- 6th Apr 2022
- 06:03 am

* Importing data file

use "/Users/**/Downloads/1590159615_gpa1.dta"

* Use describe function to explain all variables

describe

* Further Information regarding each variable can be obtained by codebook command

codebook

* Now we will make variable lcolGPA

gen lcolGPA = log(colGPA)

* Now we will make variable lage

gen lage = log(age)

* Average of GPA in high school

mean(hsGPA)

* Maximum age

summarize age

* SO maximum age is 30

* Multiple linear regression of required variables

regress lcolGPA lage hsGPA ACT male skipped

* As we can see the table in Results window that standard error of skipped is 0.0086627 and standard error of male is 0.019568

* Results shows that value if R square is 0.2355

* Number of observations are 141

* From output as we can see that 95% Confidence interval of male is (-0.0323534, 0.0450454)

* Here we need to find that which variables are significant at 1% level of significance.

* So the decision rule will be that if p value corresponding to a variable is less than 0.01 then it is significant at 1% level of significance otherwise not.

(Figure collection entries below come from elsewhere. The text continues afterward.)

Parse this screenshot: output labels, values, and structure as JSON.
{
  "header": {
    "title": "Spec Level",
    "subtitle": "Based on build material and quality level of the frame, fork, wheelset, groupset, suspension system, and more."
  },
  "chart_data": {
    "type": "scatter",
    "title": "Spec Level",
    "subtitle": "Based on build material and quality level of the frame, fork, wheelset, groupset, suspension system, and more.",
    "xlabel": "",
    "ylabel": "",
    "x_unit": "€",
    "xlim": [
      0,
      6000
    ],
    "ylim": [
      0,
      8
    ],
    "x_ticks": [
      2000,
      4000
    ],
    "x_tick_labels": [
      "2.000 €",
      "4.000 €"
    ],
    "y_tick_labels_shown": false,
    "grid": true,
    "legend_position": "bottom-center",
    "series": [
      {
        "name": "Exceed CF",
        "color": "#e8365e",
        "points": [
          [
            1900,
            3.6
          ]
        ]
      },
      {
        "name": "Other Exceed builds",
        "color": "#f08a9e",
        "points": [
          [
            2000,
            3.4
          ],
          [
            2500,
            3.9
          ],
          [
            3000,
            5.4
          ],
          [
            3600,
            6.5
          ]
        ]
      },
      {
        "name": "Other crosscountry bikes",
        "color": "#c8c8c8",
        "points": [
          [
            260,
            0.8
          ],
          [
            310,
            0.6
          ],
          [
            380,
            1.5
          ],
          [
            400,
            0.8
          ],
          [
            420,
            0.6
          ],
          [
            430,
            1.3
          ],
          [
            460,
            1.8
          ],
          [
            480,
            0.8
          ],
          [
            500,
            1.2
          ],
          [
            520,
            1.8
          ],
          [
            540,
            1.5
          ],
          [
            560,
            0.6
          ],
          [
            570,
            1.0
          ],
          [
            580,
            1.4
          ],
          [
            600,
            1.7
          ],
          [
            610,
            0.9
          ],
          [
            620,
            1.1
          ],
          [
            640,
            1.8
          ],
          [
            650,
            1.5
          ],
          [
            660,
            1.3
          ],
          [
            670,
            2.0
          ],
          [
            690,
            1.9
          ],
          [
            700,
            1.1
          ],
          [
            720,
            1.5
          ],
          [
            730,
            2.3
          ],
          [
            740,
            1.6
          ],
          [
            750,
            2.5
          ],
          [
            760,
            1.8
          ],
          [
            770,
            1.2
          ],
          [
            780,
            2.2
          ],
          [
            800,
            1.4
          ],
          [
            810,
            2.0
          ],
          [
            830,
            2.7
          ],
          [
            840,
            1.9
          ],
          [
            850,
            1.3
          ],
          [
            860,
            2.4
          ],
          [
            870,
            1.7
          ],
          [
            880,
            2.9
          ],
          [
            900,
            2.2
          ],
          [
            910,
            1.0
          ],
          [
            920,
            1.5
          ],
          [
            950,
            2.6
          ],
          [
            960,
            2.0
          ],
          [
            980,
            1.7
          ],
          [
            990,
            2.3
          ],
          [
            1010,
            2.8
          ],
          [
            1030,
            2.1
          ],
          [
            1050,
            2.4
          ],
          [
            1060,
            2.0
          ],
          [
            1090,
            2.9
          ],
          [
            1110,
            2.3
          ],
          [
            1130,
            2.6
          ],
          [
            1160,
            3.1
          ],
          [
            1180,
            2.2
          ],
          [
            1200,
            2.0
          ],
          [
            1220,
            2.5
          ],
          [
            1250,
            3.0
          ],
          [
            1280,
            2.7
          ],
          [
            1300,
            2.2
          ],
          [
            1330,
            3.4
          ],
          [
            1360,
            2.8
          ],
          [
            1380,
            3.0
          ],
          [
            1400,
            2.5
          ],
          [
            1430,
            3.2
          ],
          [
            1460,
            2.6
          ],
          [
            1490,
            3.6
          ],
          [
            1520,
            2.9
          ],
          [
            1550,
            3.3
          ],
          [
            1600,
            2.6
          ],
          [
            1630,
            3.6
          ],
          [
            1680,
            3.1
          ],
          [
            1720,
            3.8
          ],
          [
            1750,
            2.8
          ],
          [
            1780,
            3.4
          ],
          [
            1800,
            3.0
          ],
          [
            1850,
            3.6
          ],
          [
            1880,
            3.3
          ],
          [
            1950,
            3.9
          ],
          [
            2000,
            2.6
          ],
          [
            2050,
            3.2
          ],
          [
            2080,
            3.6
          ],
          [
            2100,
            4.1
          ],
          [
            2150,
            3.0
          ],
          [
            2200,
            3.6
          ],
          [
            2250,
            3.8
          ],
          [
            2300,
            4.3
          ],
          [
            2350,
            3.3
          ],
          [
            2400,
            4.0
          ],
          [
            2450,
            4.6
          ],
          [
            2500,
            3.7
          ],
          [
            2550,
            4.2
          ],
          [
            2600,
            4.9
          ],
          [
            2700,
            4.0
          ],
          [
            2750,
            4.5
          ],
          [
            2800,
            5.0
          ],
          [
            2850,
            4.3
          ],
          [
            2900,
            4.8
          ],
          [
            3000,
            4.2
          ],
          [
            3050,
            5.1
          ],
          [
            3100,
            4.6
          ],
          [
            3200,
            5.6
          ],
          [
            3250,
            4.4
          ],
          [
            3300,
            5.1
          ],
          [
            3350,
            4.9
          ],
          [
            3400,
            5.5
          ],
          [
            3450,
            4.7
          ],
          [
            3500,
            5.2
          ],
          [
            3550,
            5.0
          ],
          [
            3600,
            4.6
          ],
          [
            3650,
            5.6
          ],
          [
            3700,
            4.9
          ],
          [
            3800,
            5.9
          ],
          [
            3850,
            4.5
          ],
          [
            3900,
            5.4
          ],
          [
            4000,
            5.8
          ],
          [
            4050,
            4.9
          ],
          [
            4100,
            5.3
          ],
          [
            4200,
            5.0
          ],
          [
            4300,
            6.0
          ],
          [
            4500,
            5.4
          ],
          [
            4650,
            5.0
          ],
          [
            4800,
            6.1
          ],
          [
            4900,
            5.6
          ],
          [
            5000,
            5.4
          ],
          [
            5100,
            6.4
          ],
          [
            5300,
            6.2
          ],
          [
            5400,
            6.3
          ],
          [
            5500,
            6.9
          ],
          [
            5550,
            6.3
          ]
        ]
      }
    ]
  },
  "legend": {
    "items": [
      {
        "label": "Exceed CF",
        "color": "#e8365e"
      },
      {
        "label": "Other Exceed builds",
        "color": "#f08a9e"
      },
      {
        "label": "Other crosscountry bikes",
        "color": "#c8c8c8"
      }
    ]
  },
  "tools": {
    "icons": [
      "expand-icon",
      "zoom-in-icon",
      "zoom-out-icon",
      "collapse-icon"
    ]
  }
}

* From the table we can see that p value corresponding to only hsGPA is less than 0.01 . So only hsGPA variable is significant at 1% level of significance.

* Similarly here if p value corresponding to a variable is less than 0.2 then it implies that that variable is significant at 20% level of significant.

* So variable hsGPA and skipped are the only variables that are significant at alpha = 20% level of significance.

* So based on this model we can see that model is poor and we can further improve this model by removing insignificant variables and adding more imortant variables. Here we have learned how to manipulate data and run multiple linear regression in STATA.